Dreyer, who had used Protolabs on numerous past projects, turned to its micro-resolution SLA 3D printing process. That process uses Protolabs’ MicroFine Green thermoset resin to build parts in 0.0254mm layers.

“For me to build feasibility devices or prototypes and test out the design in an extremely cost-effective and time-effective fashion, I don’t have another solution other than Protolabs and specifically their MicroFine Green,” Dreyer said. He had no other options outside of MicroFine to get the tolerances he needed, he said. “It’s a great application for testing out designs that will eventually be micro-moulded.”

Dreyer used Protolabs’ automated quoting tool to quickly modify and confirm his part order, which he received the next day.

“Protolabs and its MicroFine material got me to a prototyping stage that I knew would match the actual production parts of a hardened tool,” Dreyer said. “I wouldn’t want to be surprised when I get my £50,000 tool [from another supplier] and it doesn’t work the way I thought it would.”

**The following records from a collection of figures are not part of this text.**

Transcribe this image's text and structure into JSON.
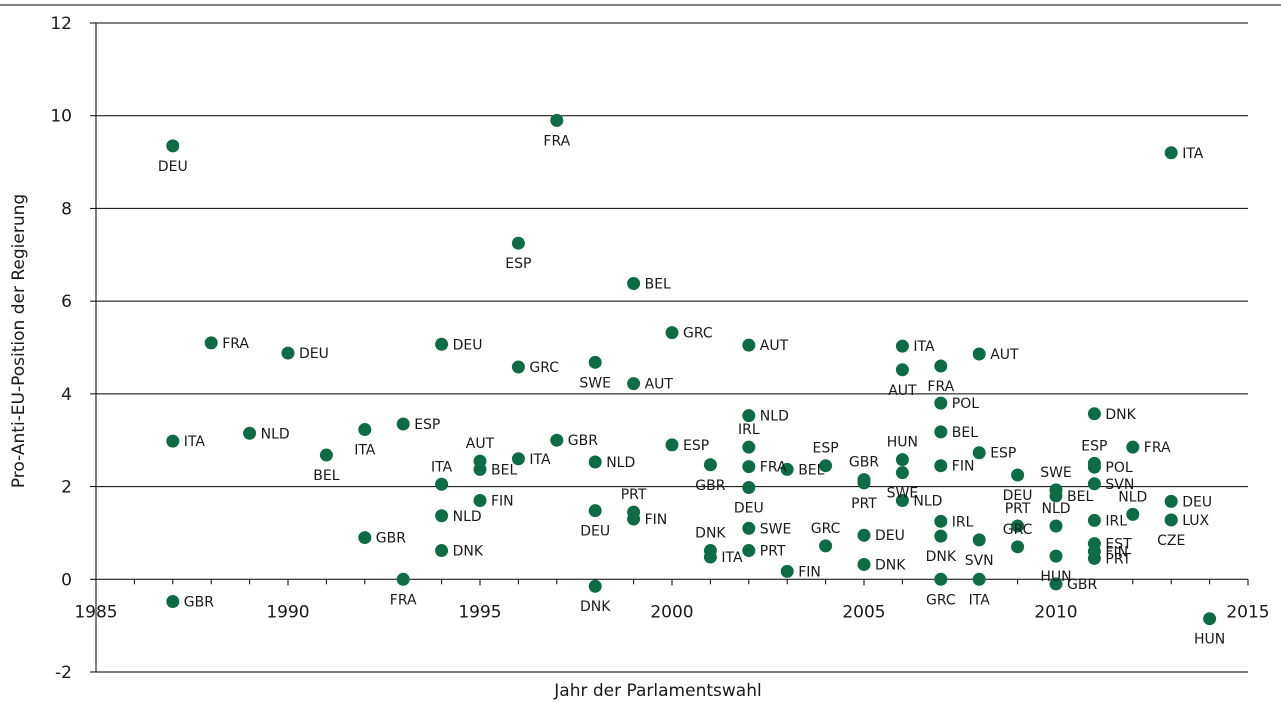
{
  "chart_data": {
    "type": "scatter",
    "xlabel": "Jahr der Parlamentswahl",
    "ylabel": "Pro-Anti-EU-Position der Regierung",
    "xlim": [
      1985,
      2015
    ],
    "ylim": [
      -2,
      12
    ],
    "xticks": [
      1985,
      1990,
      1995,
      2000,
      2005,
      2010,
      2015
    ],
    "yticks": [
      -2,
      0,
      2,
      4,
      6,
      8,
      10,
      12
    ],
    "grid": "horizontal",
    "marker_color": "#0d6b45",
    "points": [
      {
        "x": 1987,
        "y": 9.35,
        "label": "DEU",
        "pos": "below"
      },
      {
        "x": 1987,
        "y": 2.98,
        "label": "ITA",
        "pos": "right"
      },
      {
        "x": 1987,
        "y": -0.48,
        "label": "GBR",
        "pos": "right"
      },
      {
        "x": 1988,
        "y": 5.1,
        "label": "FRA",
        "pos": "right"
      },
      {
        "x": 1989,
        "y": 3.15,
        "label": "NLD",
        "pos": "right"
      },
      {
        "x": 1990,
        "y": 4.88,
        "label": "DEU",
        "pos": "right"
      },
      {
        "x": 1991,
        "y": 2.68,
        "label": "BEL",
        "pos": "below"
      },
      {
        "x": 1992,
        "y": 3.23,
        "label": "ITA",
        "pos": "below"
      },
      {
        "x": 1992,
        "y": 0.9,
        "label": "GBR",
        "pos": "right"
      },
      {
        "x": 1993,
        "y": 3.35,
        "label": "ESP",
        "pos": "right"
      },
      {
        "x": 1993,
        "y": 0.0,
        "label": "FRA",
        "pos": "below"
      },
      {
        "x": 1994,
        "y": 5.07,
        "label": "DEU",
        "pos": "right"
      },
      {
        "x": 1994,
        "y": 2.05,
        "label": "ITA",
        "pos": "above"
      },
      {
        "x": 1994,
        "y": 1.37,
        "label": "NLD",
        "pos": "right"
      },
      {
        "x": 1994,
        "y": 0.62,
        "label": "DNK",
        "pos": "right"
      },
      {
        "x": 1995,
        "y": 2.55,
        "label": "AUT",
        "pos": "above"
      },
      {
        "x": 1995,
        "y": 2.37,
        "label": "BEL",
        "pos": "right"
      },
      {
        "x": 1995,
        "y": 1.7,
        "label": "FIN",
        "pos": "right"
      },
      {
        "x": 1996,
        "y": 7.25,
        "label": "ESP",
        "pos": "below"
      },
      {
        "x": 1996,
        "y": 4.58,
        "label": "GRC",
        "pos": "right"
      },
      {
        "x": 1996,
        "y": 2.6,
        "label": "ITA",
        "pos": "right"
      },
      {
        "x": 1997,
        "y": 9.9,
        "label": "FRA",
        "pos": "below"
      },
      {
        "x": 1997,
        "y": 3.0,
        "label": "GBR",
        "pos": "right"
      },
      {
        "x": 1998,
        "y": 4.68,
        "label": "SWE",
        "pos": "below"
      },
      {
        "x": 1998,
        "y": 2.53,
        "label": "NLD",
        "pos": "right"
      },
      {
        "x": 1998,
        "y": 1.48,
        "label": "DEU",
        "pos": "below"
      },
      {
        "x": 1998,
        "y": -0.15,
        "label": "DNK",
        "pos": "below"
      },
      {
        "x": 1999,
        "y": 6.38,
        "label": "BEL",
        "pos": "right"
      },
      {
        "x": 1999,
        "y": 4.22,
        "label": "AUT",
        "pos": "right"
      },
      {
        "x": 1999,
        "y": 1.45,
        "label": "PRT",
        "pos": "above"
      },
      {
        "x": 1999,
        "y": 1.3,
        "label": "FIN",
        "pos": "right"
      },
      {
        "x": 2000,
        "y": 5.32,
        "label": "GRC",
        "pos": "right"
      },
      {
        "x": 2000,
        "y": 2.9,
        "label": "ESP",
        "pos": "right"
      },
      {
        "x": 2001,
        "y": 2.47,
        "label": "GBR",
        "pos": "below"
      },
      {
        "x": 2001,
        "y": 0.62,
        "label": "DNK",
        "pos": "above"
      },
      {
        "x": 2001,
        "y": 0.48,
        "label": "ITA",
        "pos": "right"
      },
      {
        "x": 2002,
        "y": 5.05,
        "label": "AUT",
        "pos": "right"
      },
      {
        "x": 2002,
        "y": 3.53,
        "label": "NLD",
        "pos": "right"
      },
      {
        "x": 2002,
        "y": 2.85,
        "label": "IRL",
        "pos": "above"
      },
      {
        "x": 2002,
        "y": 2.43,
        "label": "FRA",
        "pos": "right"
      },
      {
        "x": 2002,
        "y": 1.98,
        "label": "DEU",
        "pos": "below"
      },
      {
        "x": 2002,
        "y": 1.1,
        "label": "SWE",
        "pos": "right"
      },
      {
        "x": 2002,
        "y": 0.62,
        "label": "PRT",
        "pos": "right"
      },
      {
        "x": 2003,
        "y": 2.37,
        "label": "BEL",
        "pos": "right"
      },
      {
        "x": 2003,
        "y": 0.17,
        "label": "FIN",
        "pos": "right"
      },
      {
        "x": 2004,
        "y": 2.45,
        "label": "ESP",
        "pos": "above"
      },
      {
        "x": 2004,
        "y": 0.72,
        "label": "GRC",
        "pos": "above"
      },
      {
        "x": 2005,
        "y": 2.15,
        "label": "GBR",
        "pos": "above"
      },
      {
        "x": 2005,
        "y": 2.08,
        "label": "PRT",
        "pos": "below"
      },
      {
        "x": 2005,
        "y": 0.95,
        "label": "DEU",
        "pos": "right"
      },
      {
        "x": 2005,
        "y": 0.32,
        "label": "DNK",
        "pos": "right"
      },
      {
        "x": 2006,
        "y": 5.03,
        "label": "ITA",
        "pos": "right"
      },
      {
        "x": 2006,
        "y": 4.52,
        "label": "AUT",
        "pos": "below"
      },
      {
        "x": 2006,
        "y": 2.58,
        "label": "HUN",
        "pos": "above"
      },
      {
        "x": 2006,
        "y": 2.3,
        "label": "SWE",
        "pos": "below"
      },
      {
        "x": 2006,
        "y": 1.7,
        "label": "NLD",
        "pos": "right"
      },
      {
        "x": 2007,
        "y": 4.6,
        "label": "FRA",
        "pos": "below"
      },
      {
        "x": 2007,
        "y": 3.8,
        "label": "POL",
        "pos": "right"
      },
      {
        "x": 2007,
        "y": 3.18,
        "label": "BEL",
        "pos": "right"
      },
      {
        "x": 2007,
        "y": 2.45,
        "label": "FIN",
        "pos": "right"
      },
      {
        "x": 2007,
        "y": 1.25,
        "label": "IRL",
        "pos": "right"
      },
      {
        "x": 2007,
        "y": 0.93,
        "label": "DNK",
        "pos": "below"
      },
      {
        "x": 2007,
        "y": 0.0,
        "label": "GRC",
        "pos": "below"
      },
      {
        "x": 2008,
        "y": 4.86,
        "label": "AUT",
        "pos": "right"
      },
      {
        "x": 2008,
        "y": 2.73,
        "label": "ESP",
        "pos": "right"
      },
      {
        "x": 2008,
        "y": 0.85,
        "label": "SVN",
        "pos": "below"
      },
      {
        "x": 2008,
        "y": 0.0,
        "label": "ITA",
        "pos": "below"
      },
      {
        "x": 2009,
        "y": 2.25,
        "label": "DEU",
        "pos": "below"
      },
      {
        "x": 2009,
        "y": 1.15,
        "label": "PRT",
        "pos": "above"
      },
      {
        "x": 2009,
        "y": 0.7,
        "label": "GRC",
        "pos": "above"
      },
      {
        "x": 2010,
        "y": 1.93,
        "label": "SWE",
        "pos": "above"
      },
      {
        "x": 2010,
        "y": 1.8,
        "label": "BEL",
        "pos": "right"
      },
      {
        "x": 2010,
        "y": 1.15,
        "label": "NLD",
        "pos": "above"
      },
      {
        "x": 2010,
        "y": 0.5,
        "label": "HUN",
        "pos": "below"
      },
      {
        "x": 2010,
        "y": -0.1,
        "label": "GBR",
        "pos": "right"
      },
      {
        "x": 2011,
        "y": 3.57,
        "label": "DNK",
        "pos": "right"
      },
      {
        "x": 2011,
        "y": 2.5,
        "label": "ESP",
        "pos": "above"
      },
      {
        "x": 2011,
        "y": 2.42,
        "label": "POL",
        "pos": "right"
      },
      {
        "x": 2011,
        "y": 2.06,
        "label": "SVN",
        "pos": "right"
      },
      {
        "x": 2011,
        "y": 1.27,
        "label": "IRL",
        "pos": "right"
      },
      {
        "x": 2011,
        "y": 0.77,
        "label": "EST",
        "pos": "right"
      },
      {
        "x": 2011,
        "y": 0.6,
        "label": "FIN",
        "pos": "right"
      },
      {
        "x": 2011,
        "y": 0.45,
        "label": "PRT",
        "pos": "right"
      },
      {
        "x": 2012,
        "y": 2.85,
        "label": "FRA",
        "pos": "right"
      },
      {
        "x": 2012,
        "y": 1.4,
        "label": "NLD",
        "pos": "above"
      },
      {
        "x": 2013,
        "y": 9.2,
        "label": "ITA",
        "pos": "right"
      },
      {
        "x": 2013,
        "y": 1.68,
        "label": "DEU",
        "pos": "right"
      },
      {
        "x": 2013,
        "y": 1.28,
        "label": "LUX",
        "pos": "right"
      },
      {
        "x": 2013,
        "y": 1.28,
        "label": "CZE",
        "pos": "below"
      },
      {
        "x": 2014,
        "y": -0.85,
        "label": "HUN",
        "pos": "below"
      }
    ]
  }
}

“[MicroFine] is a great application for testing out designs that will eventually be micro-moulded.”
Several views of the complete LUMINELLE hysteroscopy diagnostic scope from medtech startup UVision360. With additive manufacturing help from Protolabs, UVision 360 was able to speed through multiple design iterations, launch the LUMINELLE system to market in less than two years, and garner dramatic cost savings.
Several views of the complete LUMINELLE hysteroscopy diagnostic scope from medtech startup UVision360. With additive manufacturing help from Protolabs, UVision 360 was able to speed through multiple design iterations, launch the LUMINELLE system to market in less than two years, and garner dramatic cost savings.

Indeed, Dreyer, said, the cost savings through using Protolabs was dramatic. The money saved by finalising the designs of 20 to 30 parts using Protolabs and its MicroFine resin prior to ordering hardened steel tooling was about £250,000 in tooling revisions and modifications.

21 Months to Market

The first products in the LUMINELLE line launched in August 2018, less than two years after design began, Dreyer said. Under a commercial strategy formalised in April 2019, UVision360 placed products in markets that are committed to office hysteroscopy and cystoscopy. All customers reordered and an expanded commercial push was completed in 2020. In June that year, UVision360 announced the launch of a new LUMINELLE DTx Sheath.

Product development often means sacrificing cost, time or performance, Dreyer said. But in this case, he said, “MicroFine has allowed me to design freely without those three constraints.”